The popularity of the community event was evident in the rows of overflow parking that lined both sides of the highway fronting Hanalei School, and as diners leisurely made their way to the cafeteria, sounds of Naomi Yokotake greeted them.
Signs billing the event as “pancakes and hula” punctuated the highway from Kilauea to Hanalei and the signs did not disappoint as the ladies of Yokotake’s hula halau provided dining entertainment for the morning segment of the breakfast, many of the halau’s dancers having their spouses occupied with serving at the pancake breakfast.
Lion Don McConnell, the chairman for the pancake breakfast, made it a point to personally greet each diner as they made their way up the steps leading to the cafeteria.
“We’re still selling tickets,” McConnell said between diners. “The crowd is sporadic, but when the green church lets out, it’s going to get crowded.”
McConnell said the popular community event features more than breakfast. Yokotake and her halau opened the slate of entertainment kept diners at their seats, a silent auction offered a variety of merchandise and services from community businesses and lucky number tickets were also available for a variety of door prizes.
“We’ll probably go through about 800-900 meals by the time we’re through,” McConnell said. “And don’t forget Lion Odie Dill. He’s taking care of the take-out orders. There’re about 150 of them.”
Dill had the task of balancing filling ticket orders while keeping an eye on the steady stream of diners that filed through the serving line in the cafeteria.
Phil Sterker, whose wife Sandi was busy moving trays of cooked Portuguese sausage, kept things lively with his banter with diners waiting on cooking eggs.
“We don’t have Mike Loo this year,” said one Lion in the hectic kitchen area. “The eggs are slowing down, but it’s okay. We got the pace.”
The Sterkers make their way to the event from Kalaheo where they live, a journey that Sandi can only describe as starting “real early.”
“And, it’s not done at 11 o’ clock,” she said. “There’s the clean up afterwards. Sometimes that can take really long, too.”
Another of the long-distance breakfast fans was Wendee Miguel who hails from ‘Ele‘ele.
“It’s OK,” Wendee’s mom said. “We spend the weekend in Anahola with relatives so it’s not bad at all.”
McConnell pointed out that among the field of diners, “A lot of visitors keep coming back from off-island just to take in this event.”

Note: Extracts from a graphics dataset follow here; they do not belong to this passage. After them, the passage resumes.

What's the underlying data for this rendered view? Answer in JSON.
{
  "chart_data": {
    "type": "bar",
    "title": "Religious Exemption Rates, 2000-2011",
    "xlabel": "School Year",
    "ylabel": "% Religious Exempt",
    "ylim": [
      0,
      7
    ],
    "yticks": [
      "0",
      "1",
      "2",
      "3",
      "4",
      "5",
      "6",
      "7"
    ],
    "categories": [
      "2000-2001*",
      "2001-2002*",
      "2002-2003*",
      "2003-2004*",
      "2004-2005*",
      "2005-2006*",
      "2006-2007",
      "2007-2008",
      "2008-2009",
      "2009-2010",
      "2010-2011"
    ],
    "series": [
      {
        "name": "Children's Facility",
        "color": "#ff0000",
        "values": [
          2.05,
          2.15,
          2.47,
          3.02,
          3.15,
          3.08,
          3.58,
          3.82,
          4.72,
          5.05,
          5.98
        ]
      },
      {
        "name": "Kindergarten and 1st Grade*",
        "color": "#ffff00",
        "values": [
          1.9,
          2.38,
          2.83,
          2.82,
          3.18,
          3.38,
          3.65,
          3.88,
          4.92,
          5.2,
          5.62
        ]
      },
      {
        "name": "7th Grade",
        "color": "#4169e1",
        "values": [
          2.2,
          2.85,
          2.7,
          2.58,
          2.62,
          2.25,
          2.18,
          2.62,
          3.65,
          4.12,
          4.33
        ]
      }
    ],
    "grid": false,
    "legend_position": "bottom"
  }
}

Additionally, he said there are community businesses like the Pahio Resorts that buy 130 tickets and distribute them among its employees.
“This is really a big help to the effort and the community,” McConnell said.
Among the diners enjoying the pancakes being whipped out by the crew of Lions Wayne Yoshida, Gary Pacheco and Wayne Tanji, Sharron Weber caught a ride with Diane Kent of the East Kaua‘i Lions Club.
“We’re going golfing afterwards,” Weber said while chatting with EK Lion Janice Bond who was one of the early diners so she could attend church in Kapa‘a after the meal.
Other Lions from the EK club had also opted to arrive early to get a good tee time at the Princeville Golf Course following breakfast. Lions like Hans Hellriegel of the Kapa‘a Lions Club stayed around to enjoy the entertainment and fellowship.
“We’re all Lions,” Hellriegel said. “We come because we like to help each other out.”